聖母ジャーナル 第1号(2026年6月)
6月23日、平和と平等を考える


聖母ジャーナル 第1号(2026年6月)

6月23日、平和と平等を考える

 6月23日。この日には、二つの大切な節目が重なっています。一つは、沖縄の「慰霊の日」です。1945年6月23日は、沖縄戦における日本軍の組織的戦闘が終結した日とされ、戦没者を追悼し、世界の恒久平和を願う日となっています。もう一つは、男女共同参画週間の初日です。

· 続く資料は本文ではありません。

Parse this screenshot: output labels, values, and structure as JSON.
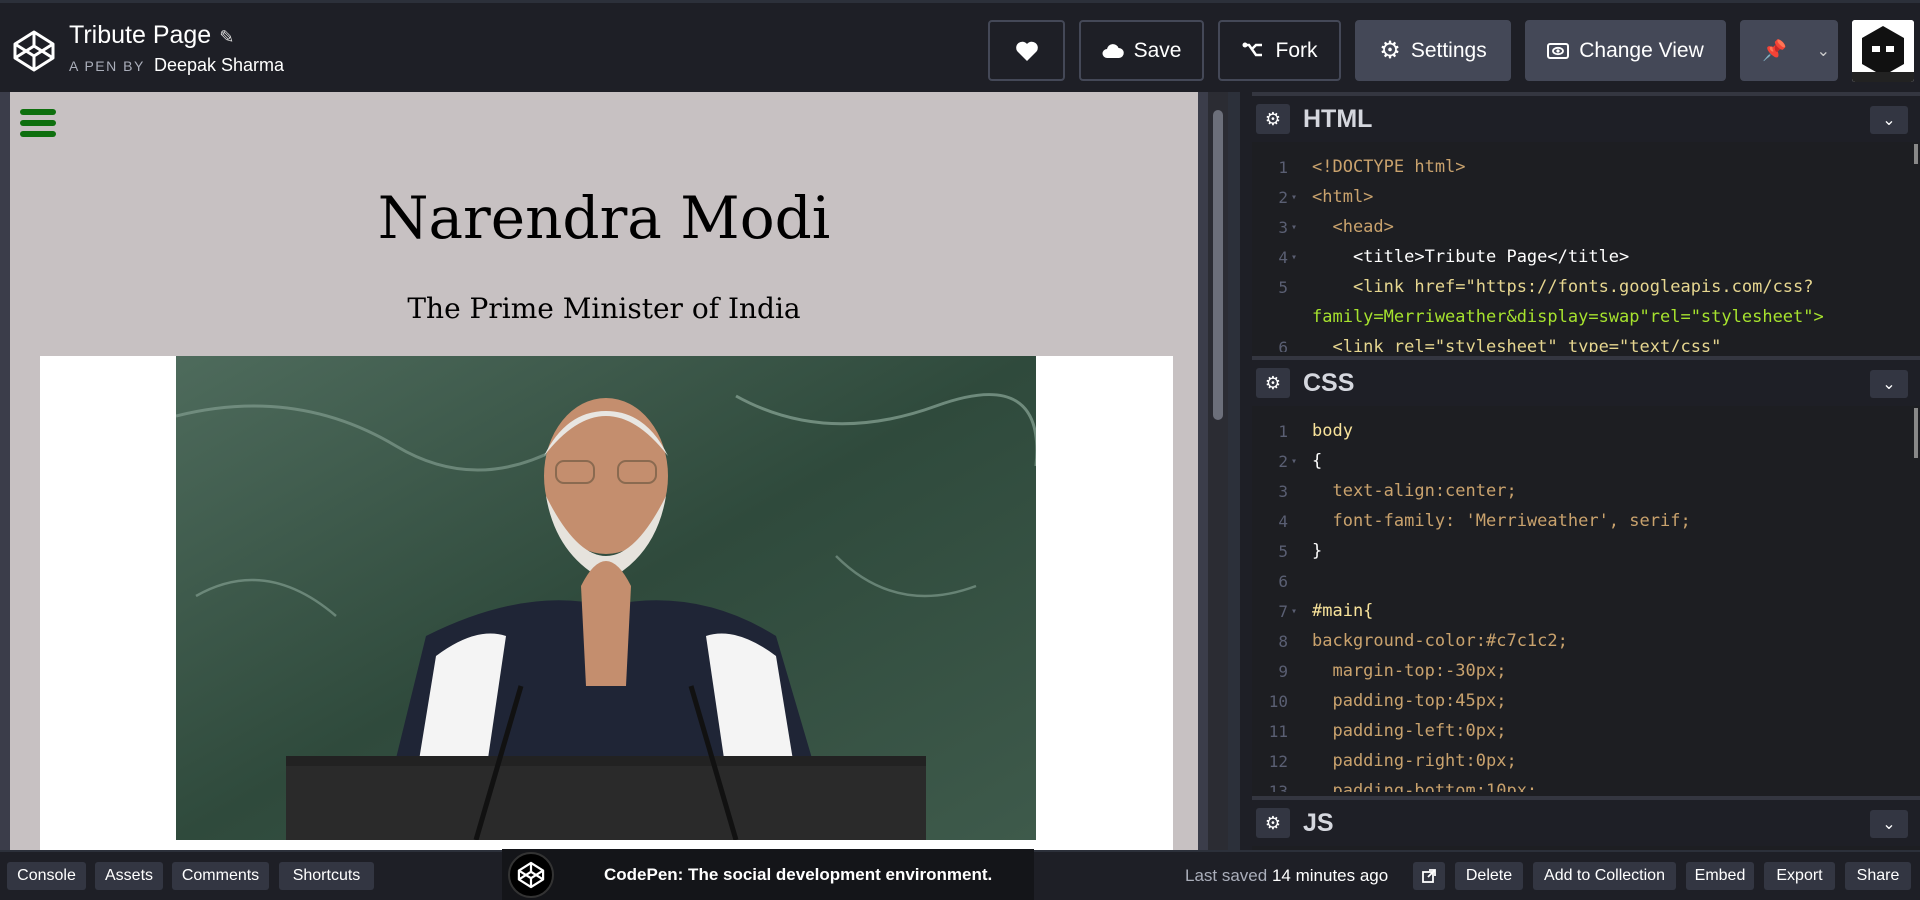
{
  "header": {
    "pen_title": "Tribute Page",
    "pen_by_label": "A PEN BY",
    "author": "Deepak Sharma",
    "buttons": {
      "save": "Save",
      "fork": "Fork",
      "settings": "Settings",
      "change_view": "Change View"
    }
  },
  "preview": {
    "title": "Narendra Modi",
    "subtitle": "The Prime Minister of India"
  },
  "editors": {
    "html": {
      "name": "HTML",
      "lines": [
        {
          "n": "1",
          "fold": false,
          "src": "<!DOCTYPE html>"
        },
        {
          "n": "2",
          "fold": true,
          "src": "<html>"
        },
        {
          "n": "3",
          "fold": true,
          "src": "  <head>"
        },
        {
          "n": "4",
          "fold": true,
          "src": "    <title>Tribute Page</title>"
        },
        {
          "n": "5",
          "fold": false,
          "src": "    <link href=\"https://fonts.googleapis.com/css?"
        },
        {
          "n": "",
          "fold": false,
          "src": "family=Merriweather&display=swap\"rel=\"stylesheet\">"
        },
        {
          "n": "6",
          "fold": false,
          "src": "  <link rel=\"stylesheet\" type=\"text/css\""
        }
      ]
    },
    "css": {
      "name": "CSS",
      "lines": [
        {
          "n": "1",
          "fold": false,
          "src": "body"
        },
        {
          "n": "2",
          "fold": true,
          "src": "{"
        },
        {
          "n": "3",
          "fold": false,
          "src": "  text-align:center;"
        },
        {
          "n": "4",
          "fold": false,
          "src": "  font-family: 'Merriweather', serif;"
        },
        {
          "n": "5",
          "fold": false,
          "src": "}"
        },
        {
          "n": "6",
          "fold": false,
          "src": ""
        },
        {
          "n": "7",
          "fold": true,
          "src": "#main{"
        },
        {
          "n": "8",
          "fold": false,
          "src": "background-color:#c7c1c2;"
        },
        {
          "n": "9",
          "fold": false,
          "src": "  margin-top:-30px;"
        },
        {
          "n": "10",
          "fold": false,
          "src": "  padding-top:45px;"
        },
        {
          "n": "11",
          "fold": false,
          "src": "  padding-left:0px;"
        },
        {
          "n": "12",
          "fold": false,
          "src": "  padding-right:0px;"
        },
        {
          "n": "13",
          "fold": false,
          "src": "  padding-bottom:10px;"
        }
      ]
    },
    "js": {
      "name": "JS"
    }
  },
  "footer": {
    "console": "Console",
    "assets": "Assets",
    "comments": "Comments",
    "shortcuts": "Shortcuts",
    "toast": "CodePen: The social development environment.",
    "last_saved_label": "Last saved",
    "last_saved_value": "14 minutes ago",
    "delete": "Delete",
    "add_to_collection": "Add to Collection",
    "embed": "Embed",
    "export": "Export",
    "share": "Share"
  }
}
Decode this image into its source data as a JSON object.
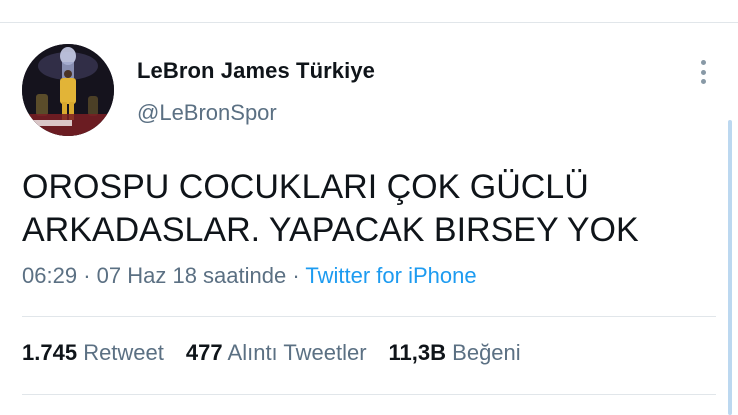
{
  "tweet": {
    "author": {
      "display_name": "LeBron James Türkiye",
      "handle": "@LeBronSpor",
      "avatar_icon": "profile-photo"
    },
    "text_lines": [
      "OROSPU COCUKLARI ÇOK GÜCLÜ",
      "ARKADASLAR. YAPACAK BIRSEY YOK"
    ],
    "time": "06:29",
    "date": "07 Haz 18 saatinde",
    "separator": "·",
    "source": "Twitter for iPhone",
    "stats": [
      {
        "count": "1.745",
        "label": "Retweet"
      },
      {
        "count": "477",
        "label": "Alıntı Tweetler"
      },
      {
        "count": "11,3B",
        "label": "Beğeni"
      }
    ]
  },
  "colors": {
    "text_primary": "#0f1419",
    "text_secondary": "#5b7083",
    "link": "#1d9bf0",
    "divider": "#e1e6ea"
  }
}
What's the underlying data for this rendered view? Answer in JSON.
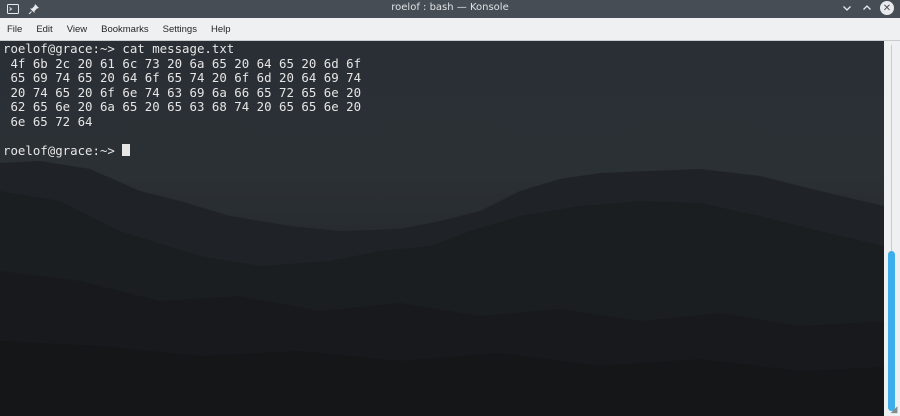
{
  "window": {
    "title": "roelof : bash — Konsole",
    "icons": [
      "konsole-app-icon",
      "pin-icon",
      "minimize-icon",
      "maximize-icon",
      "close-icon"
    ]
  },
  "menu": {
    "items": [
      "File",
      "Edit",
      "View",
      "Bookmarks",
      "Settings",
      "Help"
    ]
  },
  "terminal": {
    "lines": [
      "roelof@grace:~> cat message.txt",
      " 4f 6b 2c 20 61 6c 73 20 6a 65 20 64 65 20 6d 6f",
      " 65 69 74 65 20 64 6f 65 74 20 6f 6d 20 64 69 74",
      " 20 74 65 20 6f 6e 74 63 69 6a 66 65 72 65 6e 20",
      " 62 65 6e 20 6a 65 20 65 63 68 74 20 65 65 6e 20",
      " 6e 65 72 64",
      ""
    ],
    "prompt": "roelof@grace:~> ",
    "colors": {
      "text": "#e6e6e6",
      "background": "#1e2226"
    }
  },
  "scrollbar": {
    "accent": "#3daee9"
  }
}
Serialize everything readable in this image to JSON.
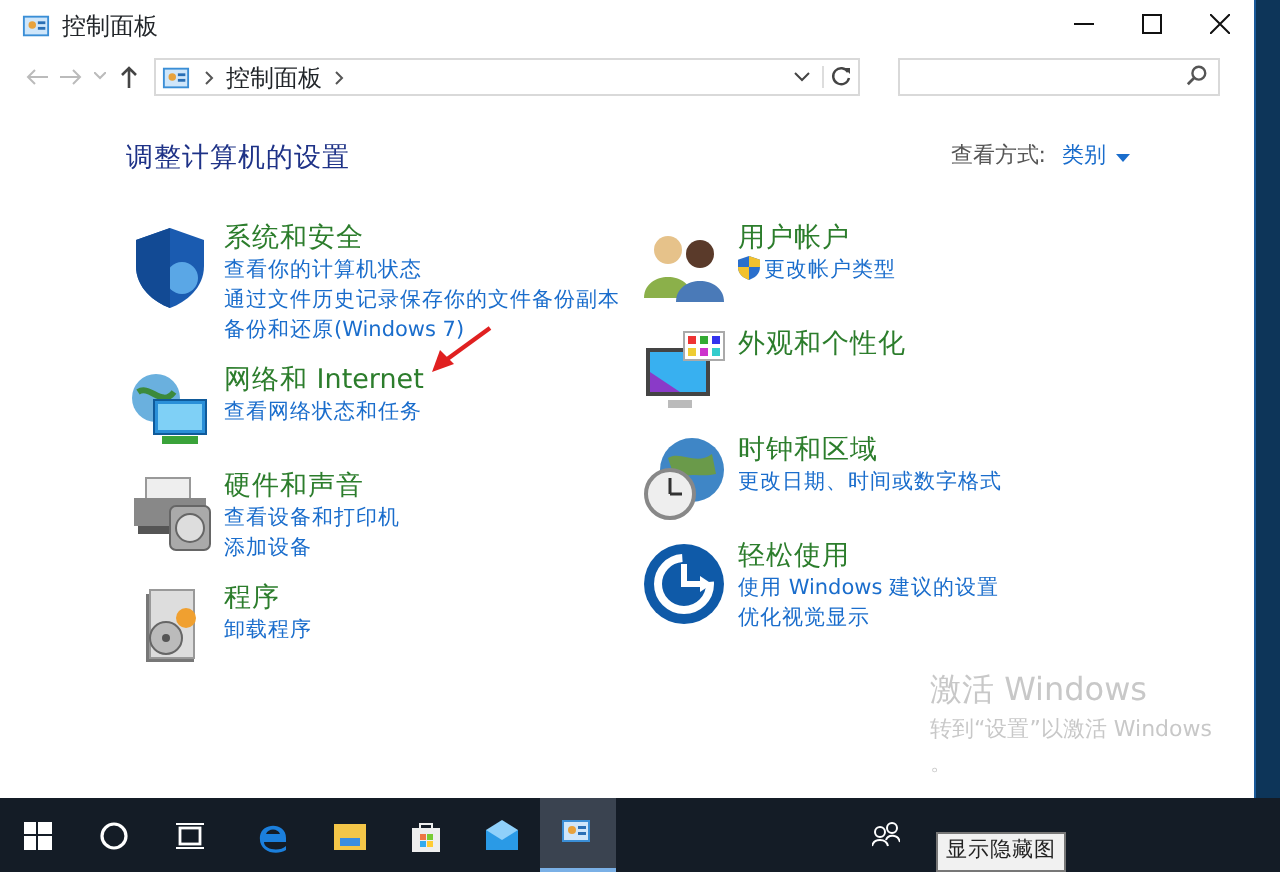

 慰霊の日に思い起こされるのは、戦闘員と一般住民の境目が溶け、女性や子どもや高齢者が「ただそこに居た」というだけで命を落としていった事実です。一方、男女共同参画週間に立ち上がる議論は、いまだ続く性別による役割の固定化や、家庭・職場・地域における権力の偏りを、一つひとつ言葉にしていく営みです。性質の異なるこの二つに共通しているのは、「ひとりの人が、ひとりの人として尊重される社会とは何か」という問いです。

 こうした問いに対して、日本国憲法は明確な答えを示しています。前文は、すべての人に「平和のうちに生存する権利」を保障し、第十三条は個人の尊重を、第十四条は法の下の平等と、人種・信条・性別等による差別の禁止を、それぞれ明文で掲げました。これらの条文は、戦争の惨禍を経た反省のうえに書かれたものです。そこには、いわば「一人ひとりを見えない存在にしない」という決意を読み取ることができます。憲法のなかで、「平和」と「平等」は分かちがたく結びついているのです。

 沖縄戦で命を落とした方々の多くは、戦時下で最も声を奪われる立場にいた女性、子ども、高齢者、地域に根ざして生きる人々でした。慰霊の日と男女共同参画週間が同じ6月23日に重なることには、偶然以上の意味があるように思います。平和をつくる作業と、性別による不均衡をならしていく作業は、根のところで「個人の尊重」という同じ憲法の理念に支えられているのではないでしょうか。

 戦争を遠ざけたいと願うなら、日常の小さな力関係に目を向けることが大切です。家のなかで誰が黙って家事を担い続けているか、職場で誰の声が届かないままなのか。こうした、見過ごしがちな日常の観察から、平等への気づきは始まります。「平和」と「平等」は、別々の理念ではなく、同じ憲法の根に支えられた一つの理念なのです。

 私自身、毎年この日が近づくと、新聞を読み直しながら、自分が誰の声を聞き逃しているかを考えます。学生たちの何気ない一言、地域で出会う方の小さな憤り、家族が呑み込んだ沈黙。声なき声に耳をすませることが、憲法が掲げる「個人の尊重」の、ささやかな実践なのかもしれません。

 6月23日。「平和」と「平等」という二つの言葉を心の片隅に置いて、いつもの一日を眺めてみてはいかがでしょうか。憲法が掲げる「個人の尊重」が、日々の暮らしのなかで、思いがけない姿で迎えてくれるかもしれません。